Parmi les nombreux lieux communs (doxa maxima cretissima) sur l'islam, on lit souvent que la Révélation coranique, divine, inchangeable, empêche tout mouvement hors du dogme. C'est oublier que ce n'est pas l'islam qui a tordu le cou à sa gnose, et a instauré la première "clôture", des siècles avant la fermeture de l'ijtihad, comme le rappelle Corbin : "De ce point de vue, on ne croit pas qu'exagèrent ceux qui estiment que la répression du mouvmeent montaniste marqua pour le chritianisme, dès le II° siècle, un tournant décisif. Lorsque Montan (Montanus) et ses disciples invoquent une nouvelle révélation dispensée par les Anges, on les repousse comme hérétiques commettant un attentat contre la tradition apostolique. Depuis lors, tout renouvellement, toute récurrence de la libre expression de l'Esprit sous forme de message prophétique et de vision, ou comme herméneutique prophétique des textes antérieurement révélés, ne sont plus licites. A la libre inspiration prophétique se substituent l'institution et le magistère dogmatique de l'Eglise. Dira-t-on que c'est la première qui "continue" sous une autre forme ? Ne vaut-il pas mieux convenir franchement qu'en fait il était impossible à l'Eglise de s'accommoder d'une "prophétie en liberté", des révélations spontanées de l'Esprit. Mais dès lors il faudra que la tradition se fixe dans la lettre du dogme. Clôture de l'inspiration prophétique, élimination de la gnose, exclusion ou destruction de tous les écrits qualifiés comme apocryphes et éclos en milieu gnostique (certains n'ont été retrouvés que récemment), ce sont là autant de symptômes, manifestant avec une logique et une cohérence parfaites, les exigences de la conscience religieuse historique à l'encontre de la conscience gnostique."
Belle explication de la méta-histoire, ou hikâyat, ou zamân anfosî, opposé au temps mesurable, à la res historica, au temps qui coule : "Ici même, il y a en langue arabe un terme clef (usité aussi en persan) d'une ambiguité particulièrement féconde ; c'est le mot hikâyat, lequel signifie une "histoire", un "récit", et comme tel une "imitation", une "répétition", comme si l'art de l'historien s'apparentait à l'art du mime. C'est qu'en fait toute histoire qui se passe dans ce monde visible est l'imitation d'événements d'abord accomplis dans l'âme, "dans le Ciel", et c'est pourquoi le lieu de la hiérohistoire, c'est-à-dire des gestes de l'histoire sacrale, n'est pas perceptible par les sens, parce que leur signification réfère à un autre monde."

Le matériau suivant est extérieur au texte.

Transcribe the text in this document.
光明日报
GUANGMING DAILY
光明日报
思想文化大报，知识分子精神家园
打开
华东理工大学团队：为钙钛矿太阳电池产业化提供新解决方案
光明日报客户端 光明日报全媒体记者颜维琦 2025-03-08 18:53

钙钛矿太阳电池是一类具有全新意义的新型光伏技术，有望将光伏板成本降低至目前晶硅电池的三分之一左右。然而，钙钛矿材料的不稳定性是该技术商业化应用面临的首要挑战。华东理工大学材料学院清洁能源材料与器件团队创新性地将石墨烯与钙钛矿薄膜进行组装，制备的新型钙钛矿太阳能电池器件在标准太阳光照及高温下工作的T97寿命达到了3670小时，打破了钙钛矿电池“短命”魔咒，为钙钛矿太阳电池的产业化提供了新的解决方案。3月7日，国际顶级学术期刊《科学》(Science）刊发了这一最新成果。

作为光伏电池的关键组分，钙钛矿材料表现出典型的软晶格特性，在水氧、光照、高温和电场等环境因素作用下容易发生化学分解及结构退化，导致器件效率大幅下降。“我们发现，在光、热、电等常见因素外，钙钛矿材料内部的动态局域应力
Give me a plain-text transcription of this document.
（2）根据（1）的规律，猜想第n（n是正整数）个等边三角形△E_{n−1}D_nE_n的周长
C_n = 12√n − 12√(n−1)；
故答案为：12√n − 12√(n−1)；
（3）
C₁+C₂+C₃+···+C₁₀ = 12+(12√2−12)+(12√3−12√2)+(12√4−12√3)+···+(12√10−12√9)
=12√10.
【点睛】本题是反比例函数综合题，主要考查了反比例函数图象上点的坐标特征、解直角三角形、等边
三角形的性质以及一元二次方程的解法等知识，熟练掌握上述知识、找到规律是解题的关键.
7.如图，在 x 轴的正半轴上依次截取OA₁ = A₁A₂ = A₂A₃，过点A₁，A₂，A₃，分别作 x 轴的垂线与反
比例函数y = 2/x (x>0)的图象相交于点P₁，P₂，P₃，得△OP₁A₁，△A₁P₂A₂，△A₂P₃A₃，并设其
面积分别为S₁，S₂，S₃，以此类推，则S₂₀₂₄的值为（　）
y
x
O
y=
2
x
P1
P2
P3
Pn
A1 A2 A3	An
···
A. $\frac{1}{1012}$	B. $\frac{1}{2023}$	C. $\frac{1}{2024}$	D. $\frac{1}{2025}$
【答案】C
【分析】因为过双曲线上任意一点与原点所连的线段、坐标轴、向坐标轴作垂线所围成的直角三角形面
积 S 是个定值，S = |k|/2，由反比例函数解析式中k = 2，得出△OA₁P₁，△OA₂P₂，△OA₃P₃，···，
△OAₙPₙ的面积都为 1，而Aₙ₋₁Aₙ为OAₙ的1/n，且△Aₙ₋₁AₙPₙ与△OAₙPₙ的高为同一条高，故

Tout ça pour expliquer le joli mot d'un shaykh shiite sur son indifférence à l'historicité d'une révélation :
"J'ai parlé de phénoménologie, mais j'ai dans la mémoire le propos d'un éminent shaykh shiite iranien qui lui, n'avait jamais entendu parler de phénoménologie, mais qui d'emblée frappait la note juste. C'était à propos des critiques mettant en doute l'authenticité d'une partie du corpus des prônes, entretiens et lettres du Ier Imâm, connus sous le nom de Nahj al-balâgha. Le shaykh s'exprima ainsi : "Oui, je sais les critiques que l'on fait au sujet de ce livre ; mais ce que je sais aussi, c'est que, quel que soit l'homme qui ait tenu la plume pour écrire le texte que nous lisons aujourd'hui, à ce moment-là, c'est l'Imâm qui parlait."
Henry Corbin, En Islam iranien, I, Le shiisme duodécimain, IV, Le phénomène du Livre saint.